In less than a month’s time, we shall be marking the 10th anniversary of a constitutional revolution. It will not be a cause for celebration. On June 12, 2003, the judiciary lost its head. In sacking Lord Irvine of Lairg, Tony Blair was not merely reshuffling his cabinet. The prime minister was deposing the lord chancellor, at that point arguably the most influential figure in the land. Would the legal profession now be fighting for its future if it still had cabinet support from a minister who was not only a former lawyer but also the country’s most senior judge?

How all this came about was, for six years, one of the great political mysteries. Irvine is one of the few ministers not to have published his memoirs. He declined all interviews. But in 2009 he was provoked into responding to Lord Turnbull, who had been cabinet secretary at the time of the lord chancellor’s demise. Turnbull had told the House of Lords constitution committee that Irvine was consulted before the decision was taken to abolish his role. ‘The trouble was that he disagreed with it,’ Turnbull asserted. The former lord chancellor responded with a memorandum of his own which was published by the committee in January 2010, together with a little-noticed rejoinder from Blair himself.

Irvine tells us he had read press rumours that his post was to be abolished. Were these true? Blair told him on 5 June 2003 that no decision had been taken. He asked the prime minister how a decision of this magnitude could be taken without consulting those affected. ‘The prime minister appeared mystified,’ Irvine recalled, ‘and said that these machinery of government changes always had to be carried into effect in a way that precluded such discussion because of the risk of leaks’. Irvine left Downing Street surprised that Blair thought abolishing the office of lord chancellor was similar to a routine transfer of departmental responsibilities. He was also surprised that ‘the prime minister had no appreciation that the abolition of this office of state, with a critical role in our unwritten constitution… required extensive consultation, most careful preparation and primary legislation’.
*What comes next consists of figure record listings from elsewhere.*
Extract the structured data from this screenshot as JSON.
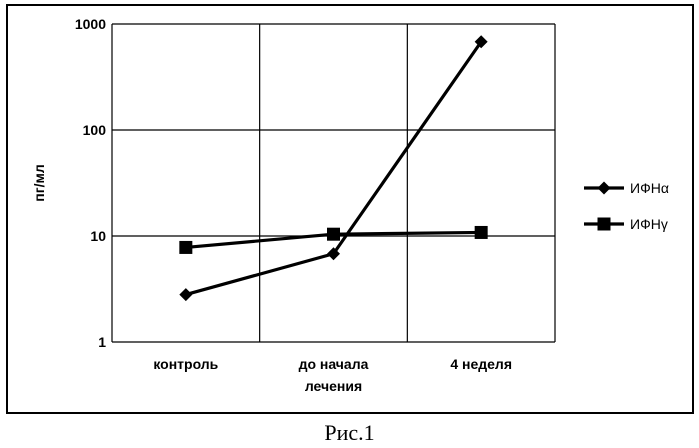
{
  "caption": "Рис.1",
  "chart_data": {
    "type": "line",
    "ylabel": "пг/мл",
    "xlabel": "",
    "yscale": "log",
    "ylim": [
      1,
      1000
    ],
    "yticks": [
      1,
      10,
      100,
      1000
    ],
    "ytick_labels": [
      "1",
      "10",
      "100",
      "1000"
    ],
    "categories": [
      [
        "контроль"
      ],
      [
        "до  начала",
        "лечения"
      ],
      [
        "4 неделя"
      ]
    ],
    "grid": true,
    "legend_position": "right",
    "series": [
      {
        "name": "ИФНα",
        "marker": "diamond",
        "color": "#000000",
        "values": [
          2.8,
          6.8,
          680
        ]
      },
      {
        "name": "ИФНγ",
        "marker": "square",
        "color": "#000000",
        "values": [
          7.8,
          10.4,
          10.8
        ]
      }
    ]
  }
}
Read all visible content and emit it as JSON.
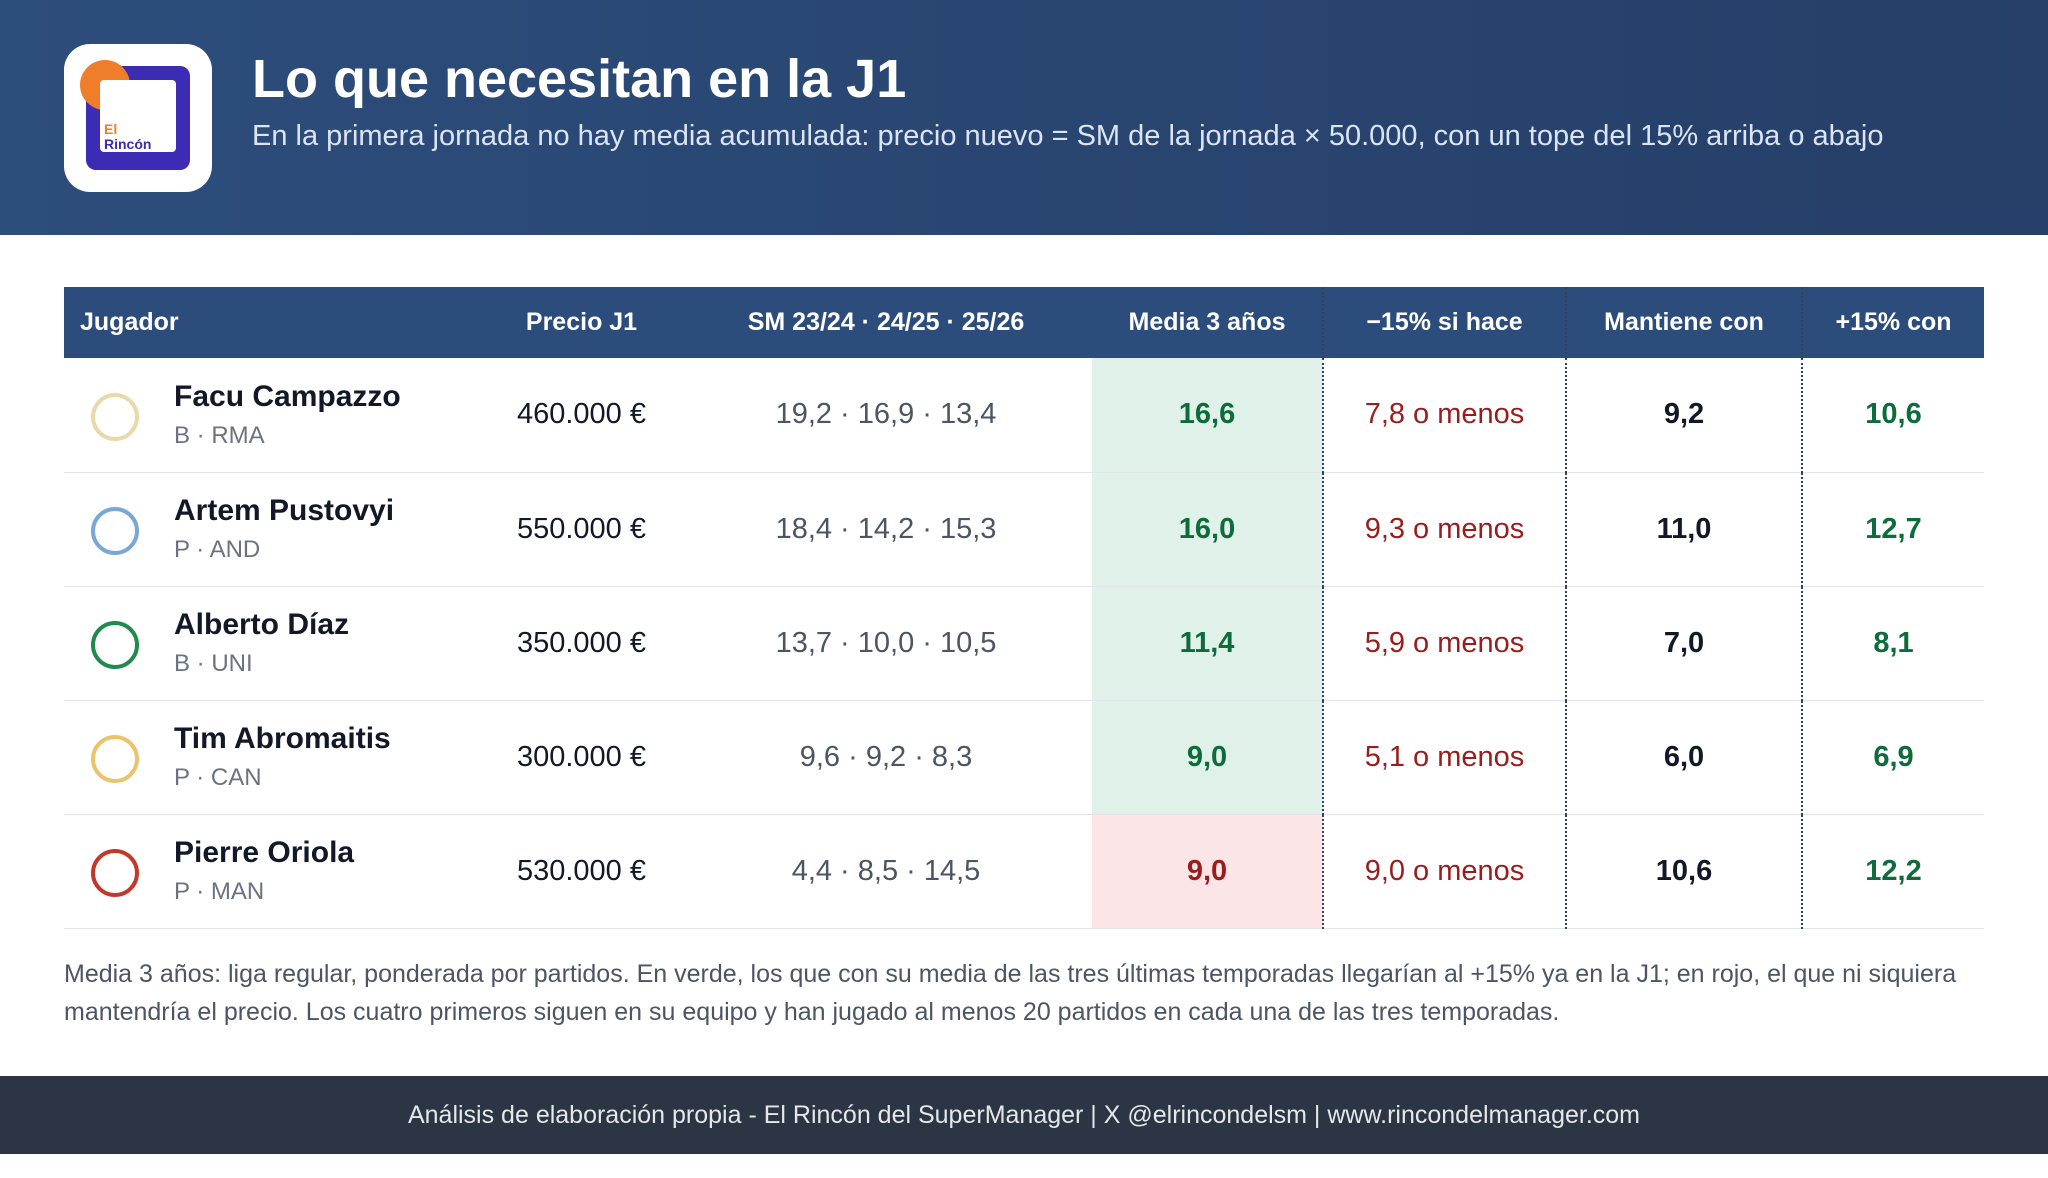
{
  "header": {
    "logo": [
      "El",
      "Rincón"
    ],
    "title": "Lo que necesitan en la J1",
    "subtitle": "En la primera jornada no hay media acumulada: precio nuevo = SM de la jornada × 50.000, con un tope del 15% arriba o abajo"
  },
  "table": {
    "columns": [
      "Jugador",
      "Precio J1",
      "SM 23/24 · 24/25 · 25/26",
      "Media 3 años",
      "−15% si hace",
      "Mantiene con",
      "+15% con"
    ],
    "rows": [
      {
        "name": "Facu Campazzo",
        "meta": "B · RMA",
        "price": "460.000 €",
        "sm": "19,2 · 16,9 · 13,4",
        "media": "16,6",
        "minus": "7,8 o menos",
        "keep": "9,2",
        "plus": "10,6",
        "media_bg": "#dff1e8",
        "media_color": "#0d6b3c"
      },
      {
        "name": "Artem Pustovyi",
        "meta": "P · AND",
        "price": "550.000 €",
        "sm": "18,4 · 14,2 · 15,3",
        "media": "16,0",
        "minus": "9,3 o menos",
        "keep": "11,0",
        "plus": "12,7",
        "media_bg": "#dff1e8",
        "media_color": "#0d6b3c"
      },
      {
        "name": "Alberto Díaz",
        "meta": "B · UNI",
        "price": "350.000 €",
        "sm": "13,7 · 10,0 · 10,5",
        "media": "11,4",
        "minus": "5,9 o menos",
        "keep": "7,0",
        "plus": "8,1",
        "media_bg": "#dff1e8",
        "media_color": "#0d6b3c"
      },
      {
        "name": "Tim Abromaitis",
        "meta": "P · CAN",
        "price": "300.000 €",
        "sm": "9,6 · 9,2 · 8,3",
        "media": "9,0",
        "minus": "5,1 o menos",
        "keep": "6,0",
        "plus": "6,9",
        "media_bg": "#dff1e8",
        "media_color": "#0d6b3c"
      },
      {
        "name": "Pierre Oriola",
        "meta": "P · MAN",
        "price": "530.000 €",
        "sm": "4,4 · 8,5 · 14,5",
        "media": "9,0",
        "minus": "9,0 o menos",
        "keep": "10,6",
        "plus": "12,2",
        "media_bg": "#fbe5e6",
        "media_color": "#9b1c1c"
      }
    ]
  },
  "note": "Media 3 años: liga regular, ponderada por partidos. En verde, los que con su media de las tres últimas temporadas llegarían al +15% ya en la J1; en rojo, el que ni siquiera mantendría el precio. Los cuatro primeros siguen en su equipo y han jugado al menos 20 partidos en cada una de las tres temporadas.",
  "footer": "Análisis de elaboración propia - El Rincón del SuperManager | X @elrincondelsm | www.rincondelmanager.com"
}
When the two men met again the following Monday, Irvine concluded that Blair had not received proper advice from officials. At that stage, Blair had simply been planning to transfer Irvine’s responsibilities to Peter Hain, who was to sit in the Commons as secretary of state for constitutional affairs. In that case, said Irvine, Blair would have lost an opportunity to restructure the system, transferring responsibility for criminal law and procedure to a new ministry of justice. The next day, Irvine told the prime minister, in writing, that the whole process had been botched. ‘The lord chancellor as head of the judiciary is presently the central organising principle of the administration of justice in the country, and that is being swept aside without any assessment of its value.’

Irvine told Blair it was not too late to set up a proper ministry of justice headed by a Commons minister. He offered to see it through ‘and bow out on its completion’, elaborating on his offer in a written note to Blair the next day. ‘This alternative proposition was, I understand, rejected after cabinet on Thursday 12 June 2003,’ Irvine recalled in 2009. ‘That afternoon I returned the great seal to Her Majesty and ceased to be a member of the government.’ Blair set up a department for constitutional affairs headed by Lord Falconer.

Turnbull had little to say on the subject in 2009. But his successor as cabinet secretary, Sir Gus O’Donnell, insisted that the prime minister had been properly advised and that Irvine’s officials had been consulted. Blair himself told the committee that giving the lord chancellor’s political functions to a politician was an ‘obvious modernisation’. In a letter sent at the end of 2009, the former prime minister acknowledged that Irvine would have implemented the reforms if asked.

‘However, I felt, as his memorandum implies, he was unsympathetic to my desire to change the lord chancellor position,’ Blair wrote. ‘So I thought it right to make a change of person as well as a change to the office. It is correct that I could have retained him in government to see through the change and then leave; but I thought it better to have the process of change led by someone [who] was then going to be part of it.’

Turning the lord chancellor into just another politician was indeed an obvious modernisation – and one I used to favour. But its disadvantages are all too obvious now. The lord chancellor had evolved over the centuries into a uniquely valuable constitutional pivot. Wrenching it out of the system a decade ago was not a wise thing to do.